Compression and Retrieval: Implicit Memory Retrieval for Video World Models

2026-06-22Computer Vision and Pattern Recognition

Computer Vision and Pattern Recognition
AI summary

The authors address the problem of keeping track of what happens in videos, especially when the camera moves a lot and for a long time. They introduce a new method called Compression and Retrieval (CaR), which uses attention and viewpoint information to smartly remember important parts without heavy computation. They also made a new dataset called SceneFly to help train and test these video memory models. Their experiments show that their method works well and adapts to different kinds of scenes.

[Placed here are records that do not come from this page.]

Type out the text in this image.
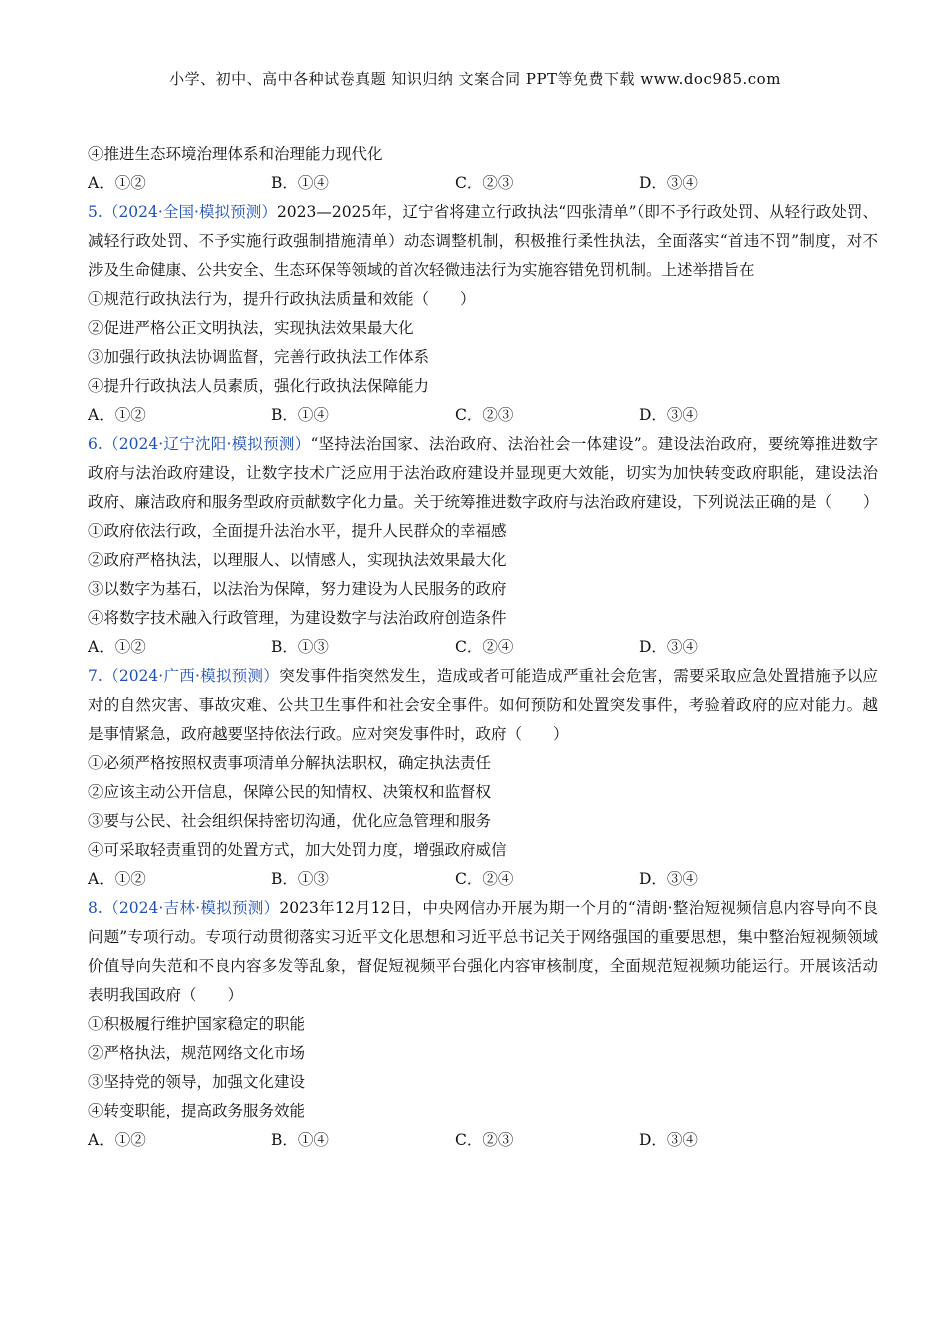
小学、初中、高中各种试卷真题 知识归纳 文案合同 PPT等免费下载 www.doc985.com
④推进生态环境治理体系和治理能力现代化
A．①②	B．①④	C．②③	D．③④
5.（2024·全国·模拟预测）2023—2025年，辽宁省将建立行政执法“四张清单”（即不予行政处罚、从轻行政处罚、减轻行政处罚、不予实施行政强制措施清单）动态调整机制，积极推行柔性执法，全面落实“首违不罚”制度，对不涉及生命健康、公共安全、生态环保等领域的首次轻微违法行为实施容错免罚机制。上述举措旨在
①规范行政执法行为，提升行政执法质量和效能（　　）
②促进严格公正文明执法，实现执法效果最大化
③加强行政执法协调监督，完善行政执法工作体系
④提升行政执法人员素质，强化行政执法保障能力
A．①②	B．①④	C．②③	D．③④
6.（2024·辽宁沈阳·模拟预测）“坚持法治国家、法治政府、法治社会一体建设”。建设法治政府，要统筹推进数字政府与法治政府建设，让数字技术广泛应用于法治政府建设并显现更大效能，切实为加快转变政府职能，建设法治政府、廉洁政府和服务型政府贡献数字化力量。关于统筹推进数字政府与法治政府建设，下列说法正确的是（　　）
①政府依法行政，全面提升法治水平，提升人民群众的幸福感
②政府严格执法，以理服人、以情感人，实现执法效果最大化
③以数字为基石，以法治为保障，努力建设为人民服务的政府
④将数字技术融入行政管理，为建设数字与法治政府创造条件
A．①②	B．①③	C．②④	D．③④
7.（2024·广西·模拟预测）突发事件指突然发生，造成或者可能造成严重社会危害，需要采取应急处置措施予以应对的自然灾害、事故灾难、公共卫生事件和社会安全事件。如何预防和处置突发事件，考验着政府的应对能力。越是事情紧急，政府越要坚持依法行政。应对突发事件时，政府（　　）
①必须严格按照权责事项清单分解执法职权，确定执法责任
②应该主动公开信息，保障公民的知情权、决策权和监督权
③要与公民、社会组织保持密切沟通，优化应急管理和服务
④可采取轻责重罚的处置方式，加大处罚力度，增强政府威信
A．①②	B．①③	C．②④	D．③④
8.（2024·吉林·模拟预测）2023年12月12日，中央网信办开展为期一个月的“清朗·整治短视频信息内容导向不良问题”专项行动。专项行动贯彻落实习近平文化思想和习近平总书记关于网络强国的重要思想，集中整治短视频领域价值导向失范和不良内容多发等乱象，督促短视频平台强化内容审核制度，全面规范短视频功能运行。开展该活动表明我国政府（　　）
①积极履行维护国家稳定的职能
②严格执法，规范网络文化市场
③坚持党的领导，加强文化建设
④转变职能，提高政务服务效能
A．①②	B．①④	C．②③	D．③④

video world modelslong-term memoryattention mechanismpositional encodingcontext compressioncamera trajectoriesvideo datasetssynthetic datamemory retrievalbenchmarking
Authors
Zhan Peng, Jie Ma, Huiqiang Sun, Chong Gao, Zhijie Xue, Zhiyu Pan, Zhiguo Cao, Jun Liang, Jing Li
Abstract
Video world models hold promise for simulating interactive environments, yet maintaining consistent long-term memory across complex camera trajectories remains a critical challenge. Existing methods typically rely on computationally expensive context scaling or rigid heuristic retrieval mechanisms, which lacks generalization to varying camera trajectories and environments. In this paper, we propose Compression and Retrieval (CaR), an attention-driven implicit memory retrieval mechanism to overcome these limitations. By injecting viewpoint information via positional encoding, our method performs flexible memory retrieval through attention computation. To efficiently process extended contexts with minimal computational overhead, we further introduce a lightweight context compression network. Furthermore, we construct SceneFly, a large-scale synthetic dataset featuring realistic camera trajectories and frame-level annotations to train and evaluate long-horizon video world models. Extensive experiments demonstrate that our approach achieves state-of-the-art results on established benchmarks and exhibits strong generalization to open-domain scenes.